A gifted teacher himself, Gans is an artist-in-residence in the piano department of St. Mary’s College, Maryland and recently retired after 21 years in the piano department of the Peabody Conservatory. He is the artist editor of Schirmer’s version of Chopin’s Prelude (2005). Highlights of pre-pandemic performances include Chopin’s Piano Concerto No. 2 at the Alba Music Festival in Italy and the National Philharmonic Orchestra in Strathmore, Mozart’s Piano Concerto K. 466 with the Annapolis Symphony Orchestra, and the Billings Symphony Orchestra. Includes Beethoven’s “Emperor” Concerto (current). available on YouTube), and his solo recital for the Distinguished Artists Series in Santa Cruz, California. In September 2019, he debuted as an actor and playwright at the Freer and Sackler Galleries at the Smithsonian’s National Asian Art Museum. The play imagined a dialogue between American artist James Whistler and a musician exploring the relationship between Debussy’s music and the artist’s 10 O’Clock Lecture. The play includes some of the lectures themselves, along with performances of Debussy’s music and composers under his influence. Most recently, Mr. Ganz performed Mozart’s Piano Concerto K. 488 with the Virginia Chamber Orchestra at the newly opened Capital One Hall in Northern Virginia.

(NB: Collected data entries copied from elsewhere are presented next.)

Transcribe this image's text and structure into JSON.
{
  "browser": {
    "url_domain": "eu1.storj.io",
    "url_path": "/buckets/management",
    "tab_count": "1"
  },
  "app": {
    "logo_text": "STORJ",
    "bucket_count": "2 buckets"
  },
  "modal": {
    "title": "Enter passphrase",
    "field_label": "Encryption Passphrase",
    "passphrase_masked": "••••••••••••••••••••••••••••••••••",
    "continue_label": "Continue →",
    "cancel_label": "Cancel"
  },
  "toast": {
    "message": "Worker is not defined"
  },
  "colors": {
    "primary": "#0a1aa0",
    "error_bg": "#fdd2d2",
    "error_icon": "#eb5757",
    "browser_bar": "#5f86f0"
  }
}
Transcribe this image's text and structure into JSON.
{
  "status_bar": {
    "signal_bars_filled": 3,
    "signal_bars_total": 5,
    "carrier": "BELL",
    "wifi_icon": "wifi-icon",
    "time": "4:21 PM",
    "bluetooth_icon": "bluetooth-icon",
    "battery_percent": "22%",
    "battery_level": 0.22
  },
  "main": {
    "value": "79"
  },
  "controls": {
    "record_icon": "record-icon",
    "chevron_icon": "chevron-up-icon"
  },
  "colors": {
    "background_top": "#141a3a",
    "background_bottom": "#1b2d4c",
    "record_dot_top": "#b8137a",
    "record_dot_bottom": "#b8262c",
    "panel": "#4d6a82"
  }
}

Ganz was also a member of the jury at the Long He Thibaut Competition in Paris.
As the music center of Strathmore’s resident orchestra, the National Philharmonic Orchestra presents a time-honored symphonic masterpiece under Maestro Piotr Gajewski and a monumental choral masterpiece under the direction of National Philharmonic Choir Artistic Director Stan Engebretsson. Introducing world-famous guest artists.